Zimbabwe received a consignment of 200 000 jabs from the state-owned Chinese manufacturer with 600 000 expected to arrive next month.
Speaking in Parliament Tuesday, Biti questioned the Vice President and Minister of Health and Child Care, Constantino Chiwenga, why the country had registered the vaccine whose efficacy was ‘questionable.’
“Why have you registered in Sinopharm?” asked Biti.
“The Sinopharm drug itself has not yet been peer-reviewed and has not been approved by the World Health Organization (WHO). In China itself, Sinopharm is not the dominant drug, the dominant drug is actually Sinovac. So why are you accepting from China a drug that Chinese themselves are not using?”
Chiwenga however defended the government’s decision to accept the Sinopharm.
“The Sinopharm was approved by WHO and it was attenuated and that is why we chose it. My deputy is the one who went to get the delivery and we are also taking Sinovac because it was approved by WHO,” he said.

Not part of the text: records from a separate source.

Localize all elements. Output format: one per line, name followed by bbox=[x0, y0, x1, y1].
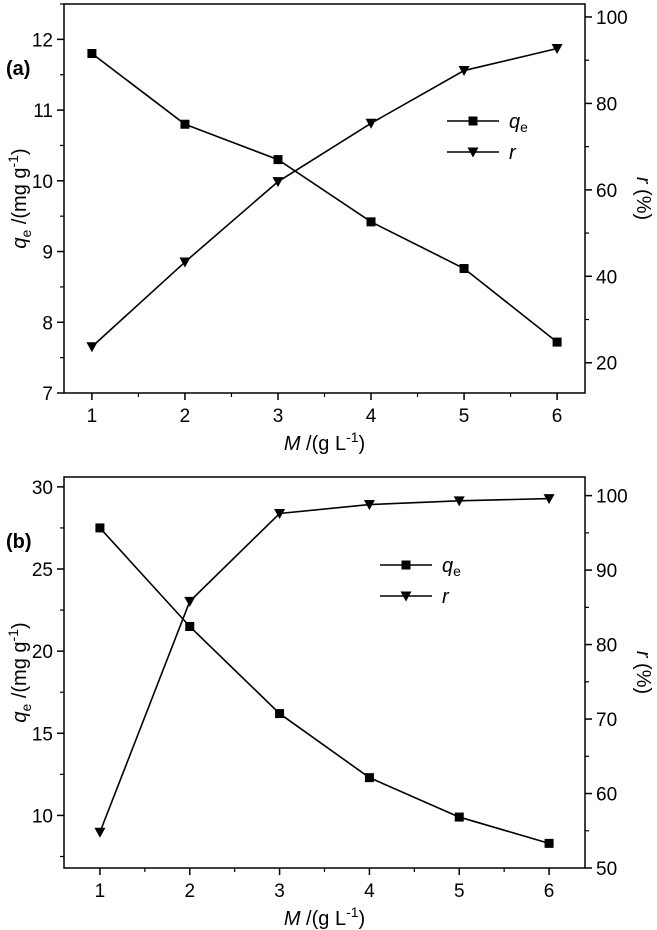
legend-label-r: r bbox=[442, 586, 450, 608]
y-right-tick-label: 60 bbox=[596, 785, 617, 806]
data-point-qe bbox=[185, 622, 195, 631]
data-point-r bbox=[543, 494, 555, 505]
data-point-qe bbox=[95, 523, 105, 533]
series-line-qe bbox=[91, 52, 558, 343]
data-point-r bbox=[363, 500, 375, 511]
y-left-tick-label: 10 bbox=[32, 172, 53, 193]
x-tick-label: 1 bbox=[87, 406, 98, 427]
data-point-r bbox=[365, 118, 377, 129]
legend-label-qe: qe bbox=[442, 555, 461, 579]
data-point-qe bbox=[544, 838, 554, 848]
x-tick-label: 1 bbox=[95, 881, 106, 902]
data-point-r bbox=[94, 827, 106, 838]
y-right-tick-label: 50 bbox=[596, 859, 617, 880]
x-tick-label: 3 bbox=[274, 881, 285, 902]
legend-marker-r bbox=[467, 147, 479, 158]
x-tick-label: 4 bbox=[366, 406, 377, 427]
y-right-tick-label: 20 bbox=[596, 354, 617, 375]
data-point-qe bbox=[366, 217, 376, 227]
y-left-tick-label: 12 bbox=[32, 30, 53, 51]
y-left-axis-label: qe /(mg g-1) bbox=[5, 148, 34, 248]
data-point-r bbox=[179, 257, 191, 268]
y-left-tick-label: 9 bbox=[42, 243, 53, 264]
data-point-qe bbox=[552, 337, 562, 347]
series-line-r bbox=[99, 497, 550, 833]
x-axis-label: M /(g L-1) bbox=[284, 429, 365, 455]
y-right-axis-label: r (%) bbox=[632, 651, 654, 694]
y-left-tick-label: 30 bbox=[32, 478, 53, 499]
data-point-r bbox=[458, 66, 470, 77]
x-tick-label: 3 bbox=[273, 406, 284, 427]
x-tick-label: 6 bbox=[552, 406, 563, 427]
data-point-r bbox=[274, 508, 286, 519]
y-left-tick-label: 20 bbox=[32, 642, 53, 663]
legend-marker-qe bbox=[468, 116, 478, 126]
data-point-qe bbox=[87, 49, 97, 59]
data-point-qe bbox=[275, 709, 285, 719]
chart-panel-2: 1 2 3 4 5 6 10 15 20 25 30 50 60 70 80 90 100 (b) M /(g L-… bbox=[5, 476, 654, 930]
plot-frame bbox=[63, 3, 586, 394]
series-line-qe bbox=[99, 527, 550, 845]
y-left-tick-label: 11 bbox=[33, 101, 53, 122]
data-point-qe bbox=[180, 119, 190, 129]
y-left-tick-label: 8 bbox=[42, 313, 53, 334]
data-point-r bbox=[86, 342, 98, 353]
data-point-qe bbox=[454, 812, 464, 822]
y-left-tick-label: 7 bbox=[42, 384, 53, 405]
panel-label: (a) bbox=[6, 58, 30, 80]
data-point-qe bbox=[273, 155, 283, 165]
data-point-r bbox=[453, 496, 465, 507]
x-tick-label: 2 bbox=[180, 406, 191, 427]
panel-label: (b) bbox=[6, 531, 32, 553]
y-right-tick-label: 80 bbox=[596, 636, 617, 657]
y-left-tick-label: 15 bbox=[32, 724, 53, 745]
y-right-tick-label: 100 bbox=[596, 8, 628, 29]
legend-label-qe: qe bbox=[509, 111, 528, 135]
x-tick-label: 4 bbox=[364, 881, 375, 902]
data-point-r bbox=[184, 596, 196, 607]
y-right-tick-label: 70 bbox=[596, 710, 617, 731]
data-point-r bbox=[272, 177, 284, 188]
y-left-tick-label: 25 bbox=[32, 560, 53, 581]
y-right-tick-label: 60 bbox=[596, 181, 617, 202]
x-axis-label: M /(g L-1) bbox=[284, 904, 365, 930]
y-left-axis-label: qe /(mg g-1) bbox=[5, 622, 34, 722]
x-tick-label: 2 bbox=[184, 881, 195, 902]
x-tick-label: 6 bbox=[544, 881, 555, 902]
y-right-tick-label: 90 bbox=[596, 561, 617, 582]
x-tick-label: 5 bbox=[454, 881, 465, 902]
y-right-axis-label: r (%) bbox=[632, 177, 654, 220]
y-right-tick-label: 40 bbox=[596, 267, 617, 288]
x-tick-label: 5 bbox=[459, 406, 470, 427]
series-line-r bbox=[91, 47, 558, 348]
legend-marker-qe bbox=[401, 560, 411, 570]
data-point-r bbox=[551, 44, 563, 55]
plot-frame bbox=[63, 476, 586, 869]
y-right-tick-label: 80 bbox=[596, 94, 617, 115]
legend-label-r: r bbox=[509, 142, 517, 164]
data-point-qe bbox=[364, 773, 374, 783]
data-point-qe bbox=[459, 264, 469, 274]
y-left-tick-label: 10 bbox=[32, 806, 53, 827]
y-right-tick-label: 100 bbox=[596, 487, 628, 508]
legend-marker-r bbox=[400, 591, 412, 602]
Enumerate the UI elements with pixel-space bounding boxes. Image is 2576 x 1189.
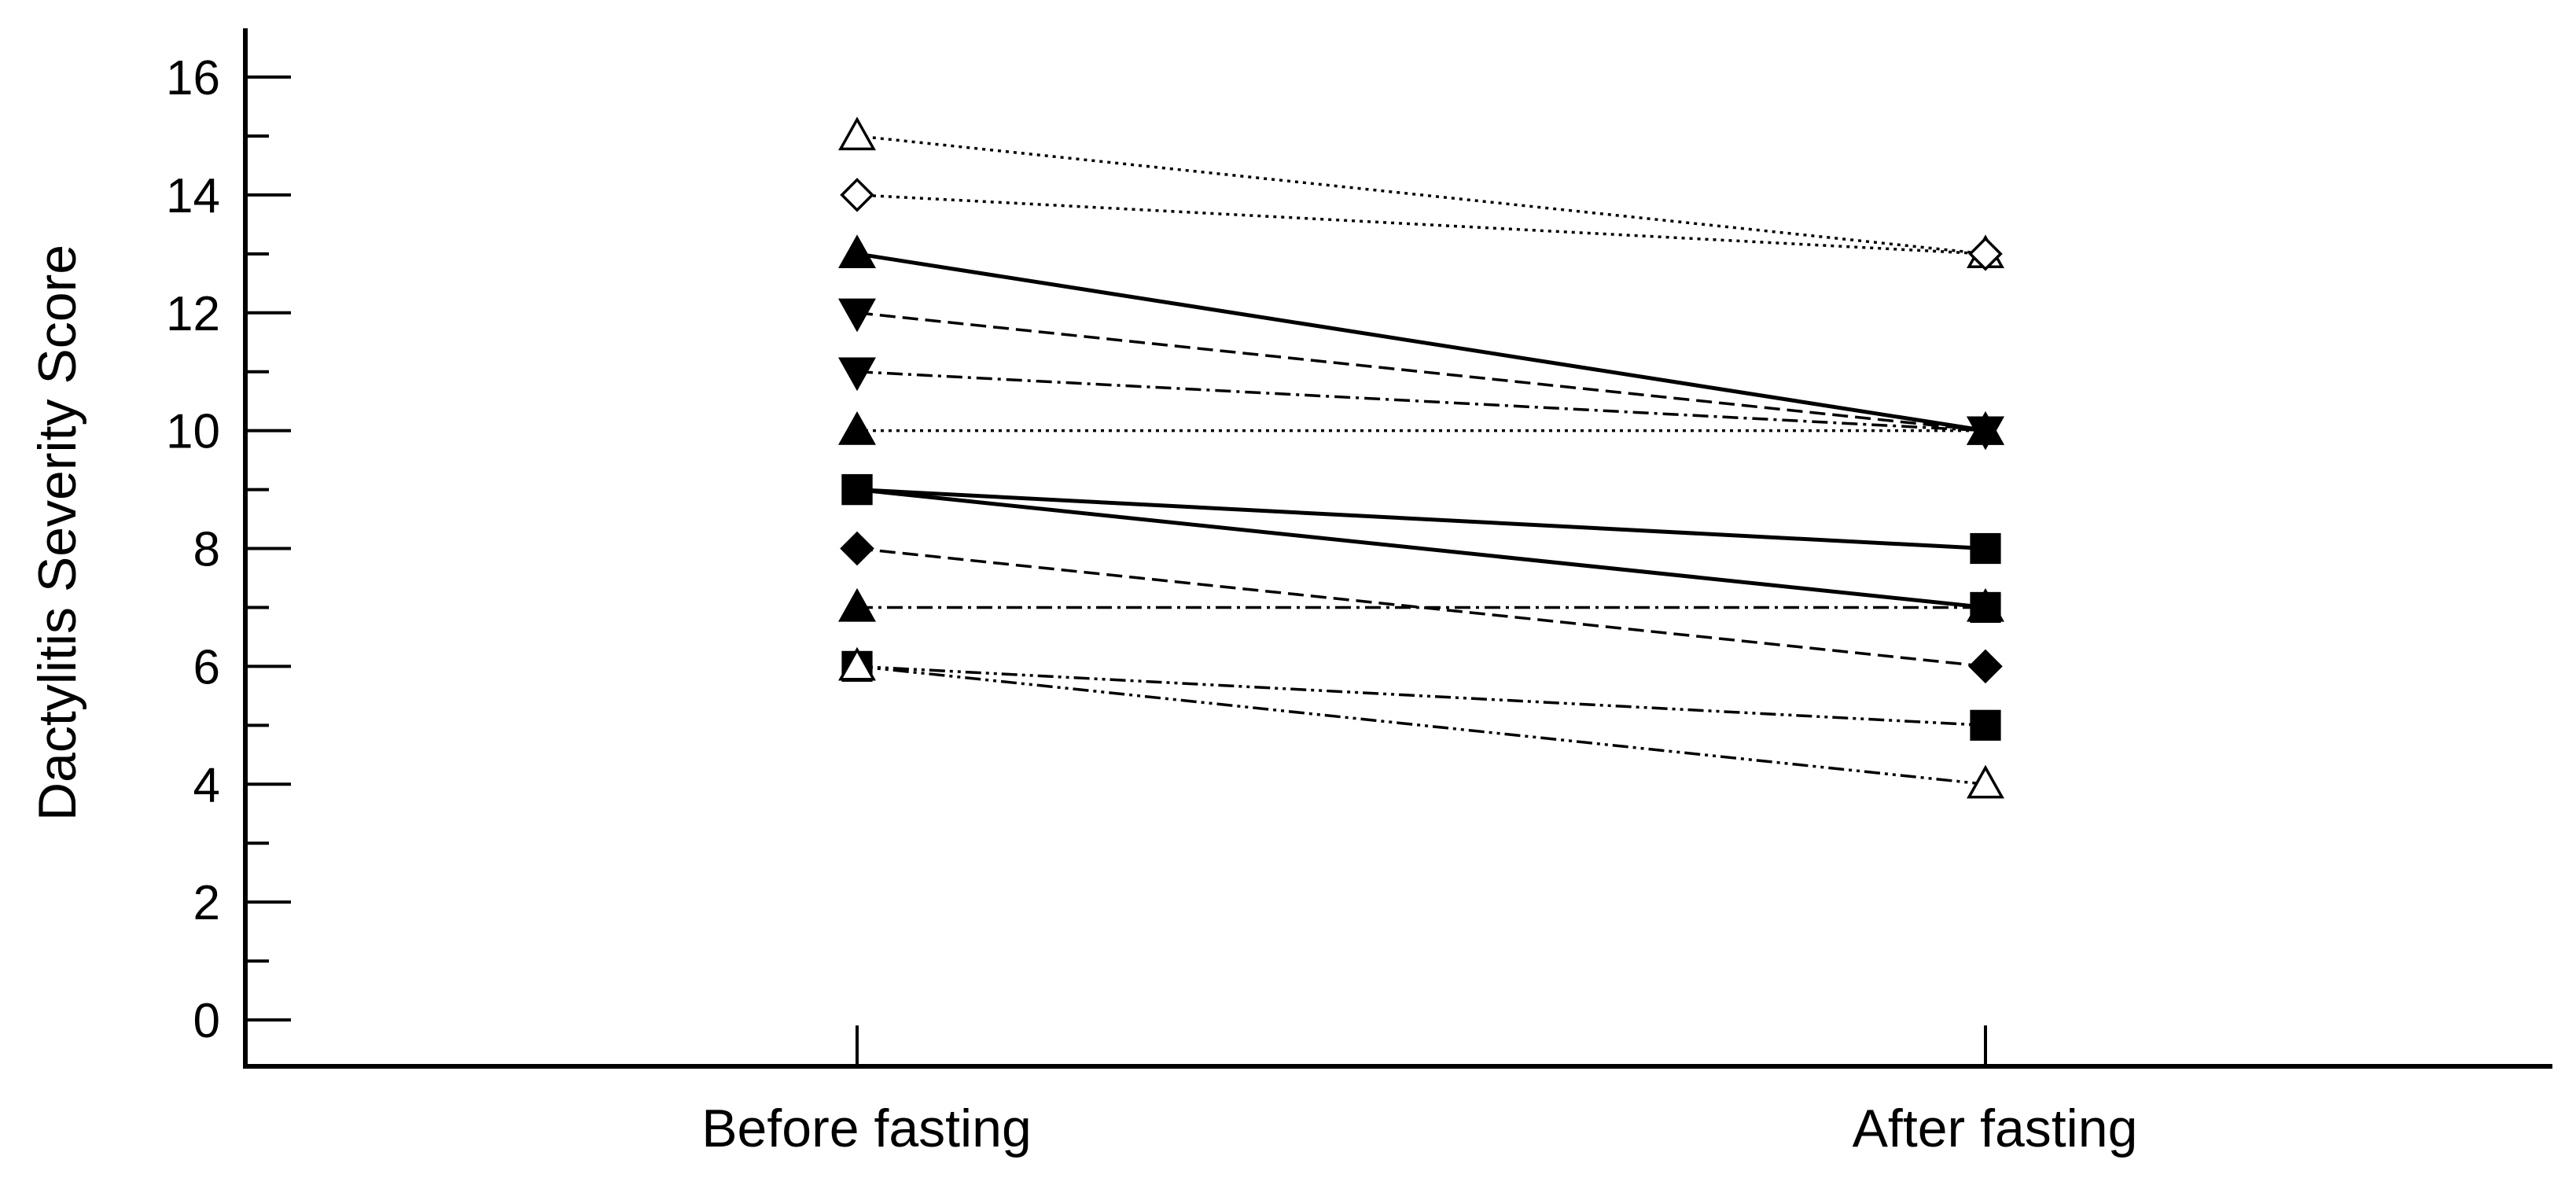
series-line-7 [856,488,1986,550]
labels-layer: 0 2 4 6 8 10 12 14 16 Before fasting After fasting… [28,51,2137,1158]
series-6-marker-after [1967,411,2004,445]
axes-layer [243,28,2552,1069]
series-line-1 [856,134,1986,256]
series-12-marker-before [838,646,876,681]
series-line-2 [856,193,1986,256]
series-markers-layer [838,116,2004,799]
series-6-marker-before [838,411,876,445]
series-9-marker-after [1968,649,2003,684]
y-axis-title: Dactylitis Severity Score [28,245,87,821]
series-2-marker-before [840,178,874,212]
series-10-marker-before [838,587,876,622]
x-category-label: Before fasting [701,1099,1032,1158]
series-5-marker-before [838,357,876,392]
x-category-label: After fasting [1853,1099,2138,1158]
y-tick-label: 14 [166,169,220,223]
series-line-8 [856,488,1986,609]
y-tick-label: 6 [193,640,220,694]
series-line-4 [856,311,1986,433]
series-10-marker-after [1967,587,2004,622]
y-tick-label: 0 [193,994,220,1048]
series-11-marker-after [1970,709,2001,741]
y-tick-label: 12 [166,287,220,341]
series-2-marker-after [1968,237,2003,271]
series-line-12 [856,664,1986,786]
series-lines-layer [856,134,1986,786]
series-1-marker-before [838,116,876,151]
y-tick-label: 2 [193,876,220,930]
y-tick-label: 4 [193,758,220,812]
series-4-marker-before [838,298,876,333]
series-3-marker-before [838,234,876,268]
series-7-marker-after [1970,532,2001,565]
series-line-11 [856,664,1986,727]
series-line-3 [856,252,1986,433]
series-line-5 [856,370,1986,433]
series-12-marker-after [1967,764,2004,799]
series-9-marker-before [840,531,874,566]
series-8-marker-before [841,473,873,506]
y-tick-label: 16 [166,51,220,105]
series-line-9 [856,547,1986,668]
y-tick-label: 10 [166,405,220,459]
y-tick-label: 8 [193,523,220,577]
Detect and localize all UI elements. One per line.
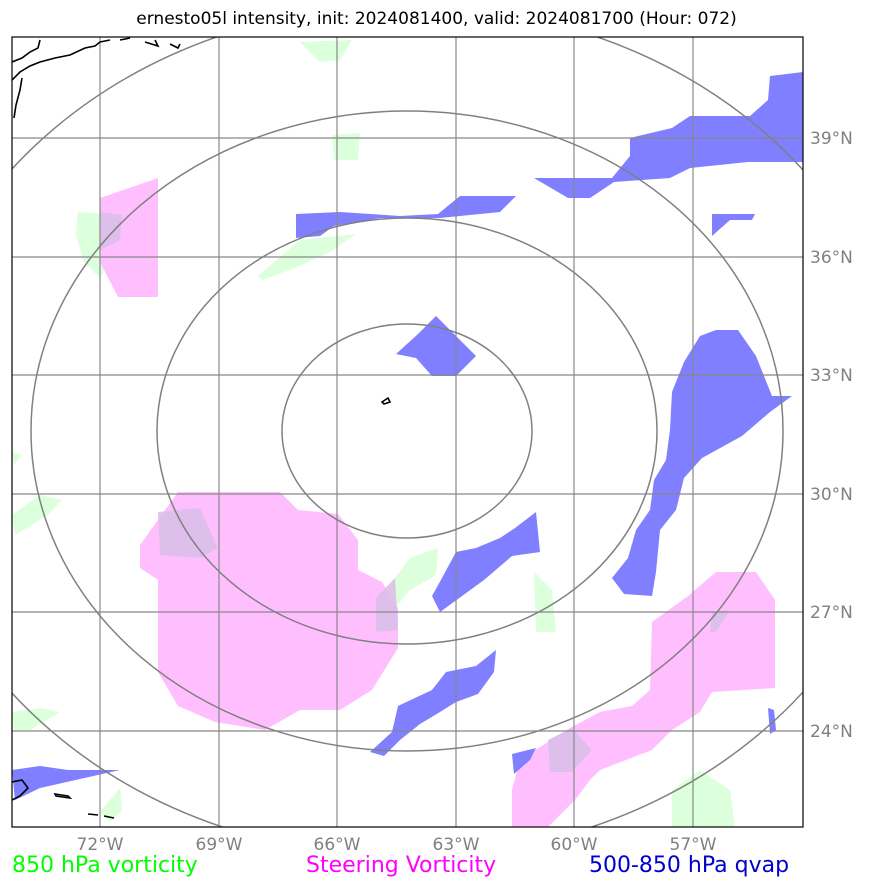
- lon-label: 57°W: [670, 835, 717, 855]
- lon-label: 69°W: [196, 835, 243, 855]
- map-frame: [11, 36, 804, 828]
- lat-label: 36°N: [810, 248, 853, 268]
- lat-label: 39°N: [810, 129, 853, 149]
- lon-label: 66°W: [314, 835, 361, 855]
- latitude-labels: 39°N 36°N 33°N 30°N 27°N 24°N: [810, 129, 853, 742]
- longitude-labels: 72°W 69°W 66°W 63°W 60°W 57°W: [77, 835, 717, 855]
- map-title: ernesto05l intensity, init: 2024081400, …: [136, 9, 737, 29]
- legend-850-vorticity: 850 hPa vorticity: [12, 853, 198, 878]
- lat-label: 33°N: [810, 366, 853, 386]
- lon-label: 60°W: [551, 835, 598, 855]
- lat-label: 24°N: [810, 722, 853, 742]
- graticule: [12, 37, 803, 827]
- legend-qvap: 500-850 hPa qvap: [589, 853, 790, 878]
- range-rings: [12, 37, 803, 827]
- lat-label: 27°N: [810, 603, 853, 623]
- lon-label: 72°W: [77, 835, 124, 855]
- lon-label: 63°W: [433, 835, 480, 855]
- coastlines: [12, 37, 392, 819]
- legend-steering-vorticity: Steering Vorticity: [306, 853, 497, 878]
- lat-label: 30°N: [810, 485, 853, 505]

Coming to the rescue of his superior, Deputy Minister of Health and Child Care, John Mangwiro said the efficacy of the Sinopharm is above 76 percent.
“The efficacy of the Sinopharm is 76 to 86%,” he said.
“If you go to Astrazaneca, at times it is 10%; it can range up to 92%. You go to Johnson and Johnson; you go to Chile or Argentina; they range from 51% to everything. What we do is to look at the average performance of each vaccine before we take it.”
He added: “We look at those performances very rigorously. We do not take a thing just because it is this. If a vaccine is performing below 50% through and through, the manufacturers will not bring it into the market. When we take a vaccine, we would have looked at the performance as well as safety, that is what we do.”